APELAÇÃO CÍVEL. AÇÃO CIVIL PÚBLICA. SERVIDOR PÚBLICO. REENQUADRAMENTO FUNCIONAL. ILEGALIDADE. NULIDADE DECRETADA. ORDEM DE RETORNO AO CARGO ANTERIOR. MULTA COMINATÓRIA. PRELIMINARES E ARGÜIÇÃO DE PRESCRIÇÃO REJEITADAS. RECURSO PELO MÉRITO PARCIALMENTE PROVIDO. (1) Impõe-se o julgamento antecipado da lide quando a matéria em discussão é unicamente de direito. (2) A investigação realizada pelo Ministério Público, via inquérito civil, é unilateral e tem índole meramente informativa, destinada apenas a colher elementos para o ajuizamento, se for o caso, da ação civil pública, por isso não se fazendo necessário nessa fase estabelecer o contraditório. (3) É possível a declaração incidental de inconstitucionalidade de leis ou atos normativos em sede de ação civil pública, desde que não constitua hipótese tendente a burlar o sistema de controle constitucional, fato que não se verifica quando a decisão, em caráter incidental, seja destituída de efeito erga omnes, vindo a obrigar apenas as pessoas que concorreram para o ato impugnado. (4) A regra do art. 114, inc. I, da Carta da República não abrange as causas instauradas entre o Poder Público e servidor que lhe seja vinculado por relação jurídico-estatutária. (5) O ato administrativo de reenquadramento funcional que ofende os princípios constitucionais da legalidade, moralidade, impessoalidade e isonomia de pretendentes ao cargo público pode ser impugnado via ação civil pública, pois nesse caso o Ministério Público, diante do interesse social relevante, está a defender o próprio patrimônio público. (6) Se o ato administrativo é viciado na sua origem, não gerando efeitos válidos, não se pode entender esteja sujeito à prescrição. (7) Nulo é o reenquadramento funcional que concede acesso a cargo público com atribuições e responsabilidades diversas daquele que compunha o antigo quadro e para o qual o servidor prestou o concurso público. (8) A responsabilidade pelo cumprimento da ordem judicial que impõe uma obrigação de fazer é do próprio administrador, por meio de quem se exterioriza a pessoa jurídica de direito público a que pertence, de modo que pela desobediência haverá de ser pessoalmente responsabilizado, mesmo pela imposição de sanção de natureza pecuniária, pois o que interessa à Justiça não é a aplicação da multa em proveito do exeqüente, mas o cumprimento da obrigação imposta e, por conseguinte, a efetividade do provimento jurisdicional. (e-STJ, fl. 136- 38)

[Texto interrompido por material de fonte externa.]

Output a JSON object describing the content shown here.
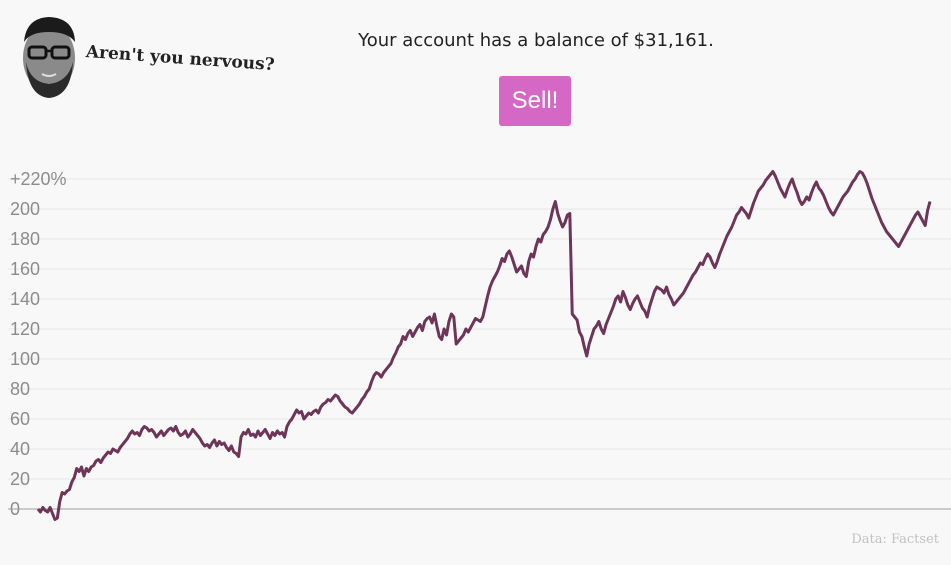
{
  "persona": {
    "avatar_icon": "man-with-glasses-portrait-icon",
    "question": "Aren't you nervous?"
  },
  "header": {
    "balance_text": "Your account has a balance of $31,161."
  },
  "actions": {
    "sell_label": "Sell!",
    "sell_color": "#d567c5"
  },
  "footer": {
    "source": "Data: Factset"
  },
  "chart_data": {
    "type": "line",
    "title": "",
    "xlabel": "",
    "ylabel": "",
    "unit_suffix": "%",
    "top_tick_prefix": "+",
    "ylim": [
      -5,
      225
    ],
    "yticks": [
      0,
      20,
      40,
      60,
      80,
      100,
      120,
      140,
      160,
      180,
      200,
      220
    ],
    "grid": true,
    "line_color": "#6e3559",
    "series": [
      {
        "values": [
          0,
          -2,
          1,
          -1,
          -2,
          1,
          -3,
          -7,
          -6,
          5,
          11,
          10,
          12,
          13,
          18,
          21,
          27,
          25,
          28,
          22,
          27,
          25,
          28,
          29,
          32,
          33,
          31,
          34,
          36,
          38,
          37,
          40,
          39,
          38,
          41,
          43,
          45,
          47,
          50,
          52,
          50,
          51,
          49,
          53,
          55,
          54,
          52,
          53,
          51,
          48,
          50,
          52,
          49,
          51,
          53,
          54,
          52,
          55,
          51,
          49,
          50,
          52,
          48,
          50,
          53,
          51,
          49,
          47,
          44,
          42,
          43,
          41,
          44,
          46,
          42,
          45,
          43,
          44,
          41,
          39,
          42,
          38,
          37,
          35,
          48,
          51,
          50,
          53,
          49,
          50,
          48,
          52,
          49,
          51,
          53,
          50,
          47,
          51,
          49,
          52,
          50,
          51,
          48,
          55,
          58,
          60,
          63,
          66,
          64,
          65,
          60,
          62,
          64,
          63,
          65,
          66,
          64,
          68,
          70,
          71,
          73,
          72,
          74,
          76,
          75,
          72,
          70,
          68,
          67,
          65,
          64,
          66,
          68,
          70,
          73,
          75,
          78,
          80,
          85,
          89,
          91,
          90,
          88,
          91,
          93,
          95,
          97,
          101,
          104,
          108,
          110,
          115,
          113,
          117,
          119,
          115,
          118,
          121,
          123,
          119,
          125,
          127,
          128,
          124,
          130,
          122,
          115,
          113,
          120,
          116,
          125,
          130,
          128,
          110,
          112,
          114,
          116,
          120,
          118,
          121,
          124,
          127,
          126,
          125,
          128,
          135,
          142,
          148,
          152,
          155,
          158,
          162,
          167,
          165,
          170,
          172,
          168,
          163,
          158,
          160,
          162,
          157,
          155,
          165,
          170,
          168,
          175,
          180,
          178,
          183,
          185,
          188,
          193,
          200,
          205,
          197,
          192,
          188,
          191,
          196,
          197,
          130,
          128,
          126,
          118,
          115,
          108,
          102,
          110,
          115,
          120,
          122,
          125,
          120,
          117,
          123,
          127,
          131,
          135,
          140,
          142,
          138,
          145,
          141,
          136,
          133,
          137,
          140,
          142,
          138,
          134,
          132,
          128,
          135,
          140,
          145,
          148,
          147,
          146,
          144,
          148,
          143,
          140,
          136,
          138,
          140,
          142,
          144,
          147,
          150,
          153,
          156,
          158,
          161,
          164,
          163,
          167,
          170,
          168,
          164,
          161,
          165,
          170,
          174,
          178,
          182,
          185,
          188,
          192,
          196,
          198,
          201,
          199,
          197,
          194,
          199,
          204,
          208,
          212,
          214,
          216,
          219,
          221,
          223,
          225,
          222,
          218,
          214,
          211,
          208,
          213,
          217,
          220,
          215,
          211,
          206,
          203,
          205,
          208,
          206,
          211,
          215,
          218,
          214,
          212,
          209,
          205,
          201,
          198,
          196,
          199,
          202,
          205,
          208,
          210,
          212,
          215,
          218,
          220,
          223,
          225,
          224,
          221,
          217,
          212,
          207,
          203,
          199,
          195,
          191,
          188,
          185,
          183,
          181,
          179,
          177,
          175,
          178,
          181,
          184,
          187,
          190,
          193,
          196,
          198,
          195,
          192,
          189,
          199,
          205
        ]
      }
    ]
  }
}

Alegam os Agravantes, nas razões do especial, violação aos artigos 128, 295, 460 e 461, todos do Código de Processo Civil; bem como dissídio jurisprudencial. Sustentam, em síntese, a ocorrência de julgamento ultra-petita, um vez que o Tribunal de origem não se limitou aos pedidos deduzidos no processo, no momento em que redirecionou a multa cominada ao Município para a pessoa do prefeito. Aduzem, ainda, a impossibilidade de reconhecimento da inconstitucionalidade de um decreto municipal pela via oblíqua da ação civil pública, com base em suposta incompatibilidade de procedimento. Por fim, asseveram que a multa cominatória não pode ser aplicada contra a pessoa do prefeito municipal, conforme previsão do artigo 461, parágrafo 4º, do Código de Processo Civil, porque ele não ocupa a posição de réu no processo. Com contrarrazões às fls. 206-210, e-STJ, e não admitido o recurso especial, na origem, adveio o presente agravo de instrumento. É o breve relatório. Decido.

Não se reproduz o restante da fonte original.